The use of AI tools creates a risk of copyright breach5. In January 2024, UK Parliament government confirmed AI training data will infringe copyright unless permitted under licence or an exemption*.
GAI tools which search the internet for answers can pull large sections of copyrighted text from sources including charity and commercial websites. This can have both ethical and legal implications.
The challenges and opportunities of AI are issues attracting attention at the highest levels.
Taking no action is not an option. AI is here to stay, and forbidding its use is unfeasible. We need to manage the risks, not ignore them.

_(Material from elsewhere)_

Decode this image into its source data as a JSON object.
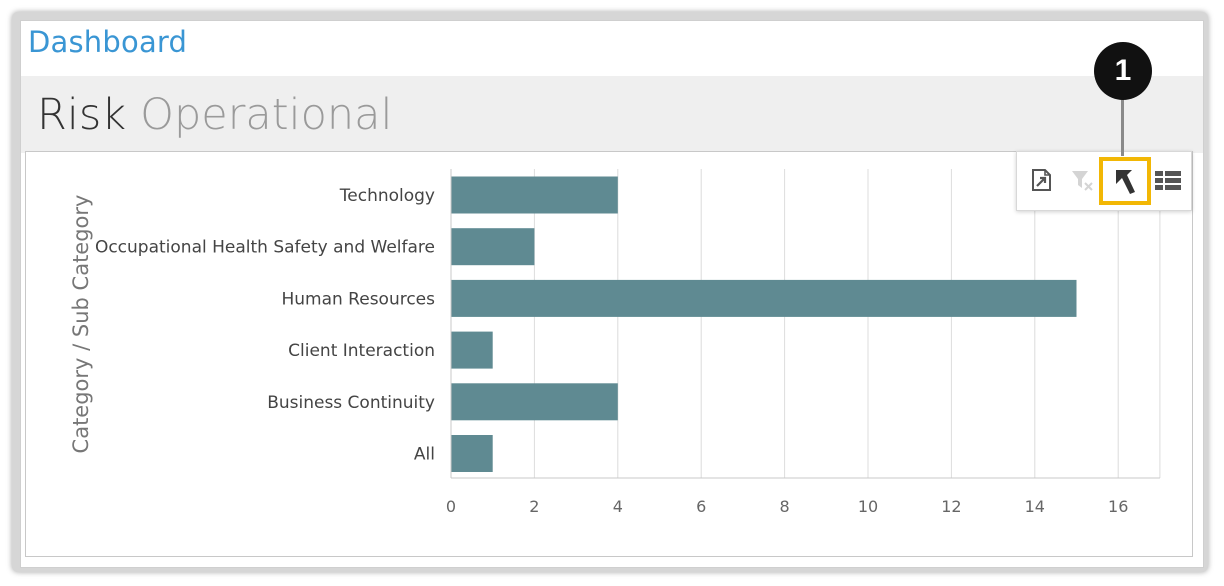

PIF recommends health information providers create AI usage policies. Clear policies will provide teams with the guardrails they need to use AI responsibly and with confidence.
Transparency should be central to all applications of AI technology. The public needs to be able to trust our members if they are to trust the information they provide.
Being open and upfront about how and why the organisation is using AI is key to building and maintaining that trust.
Trust will also be central in helping us to learn from each other as we continue on our mission to balance the risks and benefits of AI. This technology is rapidly evolving and here to stay.
Our role at PIF is to work with members to harness the opportunity, manage the risk and provide education and support to the members and the public.
This position statement has been developed in collaboration with the PIF AI Working Group. The group is made up of members and non-members representing the charity sector, public health bodies, NHS Trusts, regulatory bodies and commercial companies.
The position statement is the result of a webinar and a member round table. We would like to thank members who took part in both events. A recording of the webinar is available here.
Contributors:
Trishna Bharadia, The Spark Global
Sheena Campbell, PIF
Caroline De Brún, UK Health Security Agency
Sue Farrington, PIF
Lynsey Hawker, The Kings Fund
Steph Jury, Guy’s and St Thomas’ NHS Foundation Trust
Raisa McNab, Association of Translation Companies
Dr Knut Schroeder, Expert Self Care
Julie Smith, EIDO Systems
Sophie Randall, PIF
Author: Amanda Barrell, medical and life sciences writer.
Algorithm: The sequence of rules a computer uses to convert an input, or the dataset into an output, or a pattern in the data.
Artificial intelligence (AI): Machines that can perform tasks previously carried out by human intelligence.
Chat bot: Software designed to mimic human conversation that “talks” to users via speech or text.
Deep learning (DL): A form of Machine Learning (ML) using computational structures called neural networks to spot patterns in data and provide a prediction or evidence for a decision.
Generative AI (GenAI or GAI): A form of AI that uses Machine Learning (ML) techniques to generate new text, images, audio, or video from existing content.
Human in the loop: AI systems that combine the power of human and artificial intelligence. The human can intervene by training, fine-tuning or testing the system’s algorithm, for example, to help it produce more useful results.
Large Language Model (LLM): A type of AI model that uses Machine Learning (ML) to learn patterns in large volumes of text to carry out language-related tasks. ChatGPT is an example of an ML-driven LLM. LLMs are notable for their ability to achieve general-purpose language generation and understanding. Modern LLMs can produce entire sentences, paragraphs, or even entire documents.
Machine learning (ML): A type of AI that uses computer algorithms that “learn”. It detects patterns in sample data, then applies these findings to new data to create “outputs”. Typical ML outputs include predictions or recommendations.